Many scheduled to be terminated may not be aware of the imminent crisis they are facing. An April 15 report from Michigan Public Radio indicated that the Detroit Water and Sewerage Department is no longer placing notices on the doors of homes in arrears on their bills.
The water department says that customers should look for termination notices on their bills, either sent out in the mail or posted online. This represents a departure from years past when the DWSD would send “collectors” to households to inform them that their water would be shut off in five days unless arrangements to pay were made. Spokesman for DWSD Bryan Peckinpaugh said the department stopped using door tags as a budgetary matter.
A tale of two classes
While the newspapers are filled with stories of economic revival in Detroit, joblessness, poverty and homelessness remain.
In a revealing story on April 1, the Detroit News, considered a more conservative publication than the Free Press, pointed to the contrast between the treatment of largely working-class and poor households that routinely lose their water services and the thousands of businesses that remain behind in their bills but are not shut off.
Journalist Joel Kurth wrote: “Detroit last year shut water service to 23,300 homes — the equivalent of every household in the city of Pontiac — but left the taps running at thousands of businesses that owe millions of dollars, city documents show. Businesses and government-owned properties owe nearly twice as much as residences, $41 million compared with $26 million for homes, but only 680 were shut off in 2015, according to records obtained by The Detroit News through the Freedom of Information Act.”
Over 10 percent of the city’s 200,000 residential accounts were shut off in 2015, whereas approximately 0.3 percent of the city’s 25,000 nonresidential accounts suffered the same fate. Since 2014, when the termination of services gained national and international attention due to protests outside the DWSD headquarters and the blocking of Homrich wrecking company facilities on the eastside, over 50,000 shutoffs have been carried out.
“City records claim the state owes more than $1 million — $648,000 for the Detroit Reentry Center prison and $473,000 for Belle Isle, which the state Department of Natural Resources has managed since 2014,” wrote Kurth. “Both are more than 60 days overdue and eligible for shutoffs, records show.”

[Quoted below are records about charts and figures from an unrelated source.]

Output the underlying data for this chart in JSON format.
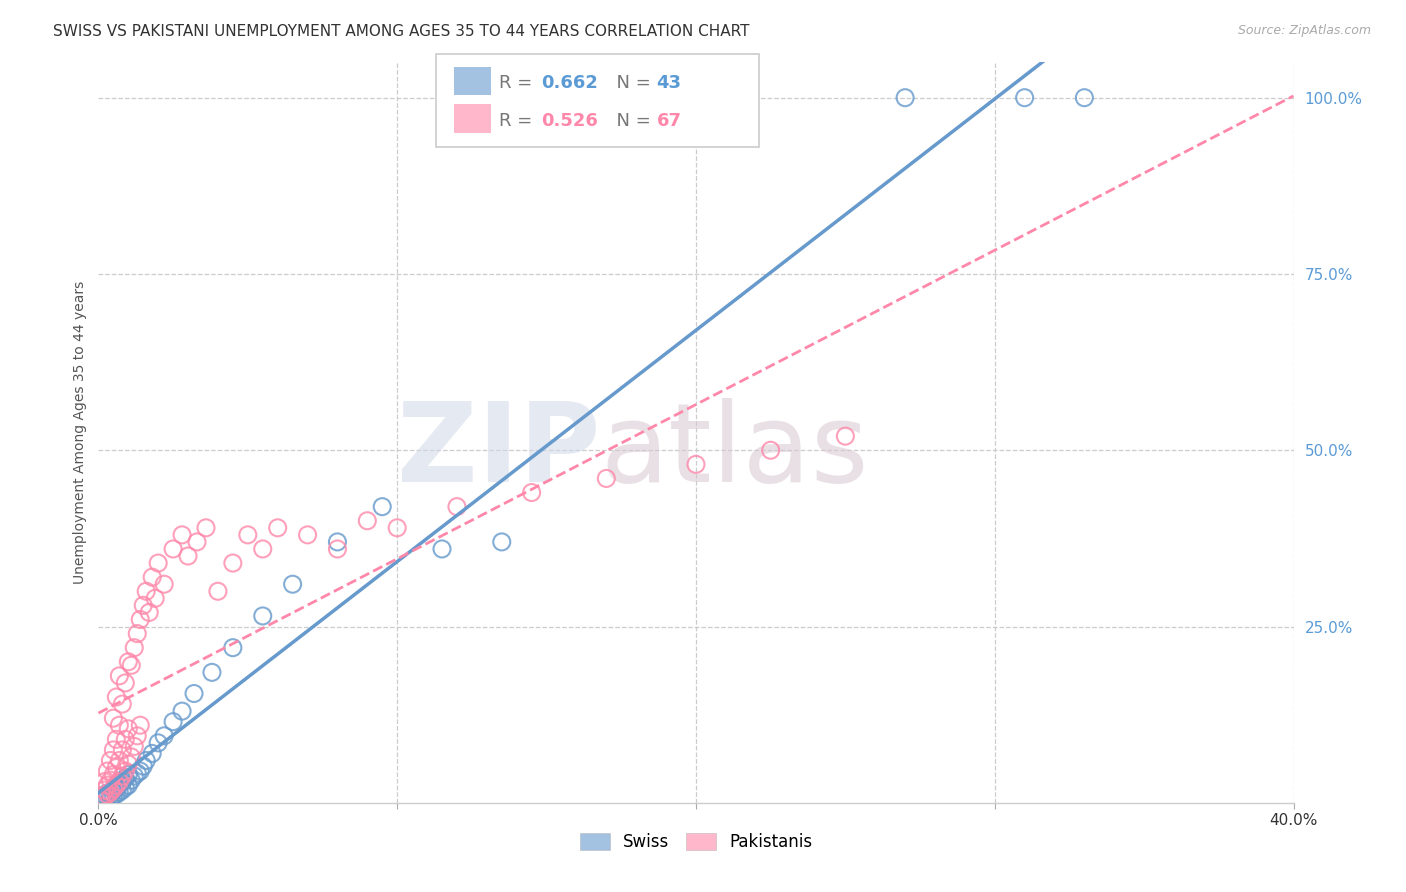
{
  "title": "SWISS VS PAKISTANI UNEMPLOYMENT AMONG AGES 35 TO 44 YEARS CORRELATION CHART",
  "source": "Source: ZipAtlas.com",
  "ylabel": "Unemployment Among Ages 35 to 44 years",
  "xlim": [
    0.0,
    0.4
  ],
  "ylim": [
    0.0,
    1.05
  ],
  "watermark_zip": "ZIP",
  "watermark_atlas": "atlas",
  "swiss_color": "#6699cc",
  "pakistani_color": "#ff88aa",
  "swiss_R": 0.662,
  "swiss_N": 43,
  "pakistani_R": 0.526,
  "pakistani_N": 67,
  "swiss_x": [
    0.001,
    0.001,
    0.002,
    0.002,
    0.003,
    0.003,
    0.004,
    0.004,
    0.005,
    0.005,
    0.006,
    0.006,
    0.007,
    0.007,
    0.008,
    0.008,
    0.009,
    0.009,
    0.01,
    0.01,
    0.011,
    0.012,
    0.013,
    0.014,
    0.015,
    0.016,
    0.018,
    0.02,
    0.022,
    0.025,
    0.028,
    0.032,
    0.038,
    0.045,
    0.055,
    0.065,
    0.08,
    0.095,
    0.115,
    0.135,
    0.27,
    0.31,
    0.33
  ],
  "swiss_y": [
    0.003,
    0.006,
    0.005,
    0.01,
    0.008,
    0.014,
    0.006,
    0.012,
    0.01,
    0.018,
    0.012,
    0.02,
    0.015,
    0.025,
    0.018,
    0.03,
    0.022,
    0.035,
    0.025,
    0.04,
    0.032,
    0.038,
    0.042,
    0.045,
    0.052,
    0.06,
    0.07,
    0.085,
    0.095,
    0.115,
    0.13,
    0.155,
    0.185,
    0.22,
    0.265,
    0.31,
    0.37,
    0.42,
    0.36,
    0.37,
    1.0,
    1.0,
    1.0
  ],
  "pak_x": [
    0.001,
    0.001,
    0.002,
    0.002,
    0.002,
    0.003,
    0.003,
    0.003,
    0.004,
    0.004,
    0.004,
    0.005,
    0.005,
    0.005,
    0.005,
    0.006,
    0.006,
    0.006,
    0.006,
    0.007,
    0.007,
    0.007,
    0.007,
    0.008,
    0.008,
    0.008,
    0.009,
    0.009,
    0.009,
    0.01,
    0.01,
    0.01,
    0.011,
    0.011,
    0.012,
    0.012,
    0.013,
    0.013,
    0.014,
    0.014,
    0.015,
    0.016,
    0.017,
    0.018,
    0.019,
    0.02,
    0.022,
    0.025,
    0.028,
    0.03,
    0.033,
    0.036,
    0.04,
    0.045,
    0.05,
    0.055,
    0.06,
    0.07,
    0.08,
    0.09,
    0.1,
    0.12,
    0.145,
    0.17,
    0.2,
    0.225,
    0.25
  ],
  "pak_y": [
    0.004,
    0.01,
    0.008,
    0.018,
    0.03,
    0.012,
    0.025,
    0.045,
    0.015,
    0.032,
    0.06,
    0.02,
    0.04,
    0.075,
    0.12,
    0.025,
    0.05,
    0.09,
    0.15,
    0.03,
    0.06,
    0.11,
    0.18,
    0.038,
    0.075,
    0.14,
    0.045,
    0.09,
    0.17,
    0.055,
    0.105,
    0.2,
    0.065,
    0.195,
    0.08,
    0.22,
    0.095,
    0.24,
    0.11,
    0.26,
    0.28,
    0.3,
    0.27,
    0.32,
    0.29,
    0.34,
    0.31,
    0.36,
    0.38,
    0.35,
    0.37,
    0.39,
    0.3,
    0.34,
    0.38,
    0.36,
    0.39,
    0.38,
    0.36,
    0.4,
    0.39,
    0.42,
    0.44,
    0.46,
    0.48,
    0.5,
    0.52
  ],
  "grid_color": "#cccccc",
  "background_color": "#ffffff",
  "title_fontsize": 11,
  "axis_label_fontsize": 10,
  "tick_fontsize": 11,
  "legend_fontsize": 13
}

The real targets of water shutoffs are the majority African-American, proletarian and impoverished residents of the city. Cutting off their water is tantamount to an “illegal lockout,” since it becomes almost impossible to live in a home or apartment without this essential service.
This has forced tens of thousands to leave Detroit, the largest majority African-American municipality in the U.S. In the last census period, 2000 to 2010, Detroit lost nearly 25 percent of its residents.
Detroit homes with minor children are subject to intervention by Child Protective Services if there’s no water, under the guise that the household is dangerous and unfit to live in.
Mass struggle to end corporatization
During the largest municipal bankruptcy in U.S. history, Detroit was forced by mass action two years ago to declare a moratorium on water shutoffs for several months.
However, payment plans set up since then have failed to keep tens of thousands of households from shutoff status. Yet another plan was introduced in March through the Great Lakes Regional Water Authority, which ostensibly provides assistance to those in low-income households.
This plan allocates only $4 million to assist those unable to pay their bills, many of which are questionable and under dispute. In fact, the plan falls far short of the tens of millions in arrears. One factor rarely noted in this water crisis is the interest rate swaps on bonds associated with the DWSD which have drained at least $537 million from the system since 2012.
The problem of rising water rates and shutoffs is national in scope. Carrie Sloan, senior research analyst at the Refund America Project, places the blame where it should be — on Wall Street.
“Detroit water customers have seen their rates spike by nearly 120 percent in the last decade; almost half of their payments now go toward paying down the debt on the swap termination fees,” Sloan emphasized. “In a city where nearly 40 percent of residents live below the poverty line, it’s not surprising that many have fallen behind on their skyrocketing bills.” (The Nation, March 11)
Sloan also pointed out, “In 2008, when Wall Street crashed the economy, and the massive risks associated with these deals [toxic interest rate swaps] came to light, cities across the country found themselves owing banks millions of dollars.”
The billions needed to rebuild the declining infrastructure of the cities are being expropriated by some of the leading financial institutions, such as Chase Bank, UBS and Morgan Stanley.
These factors must take center stage in the struggle for the right of working people, the nationally oppressed and the poor to remain in the cities.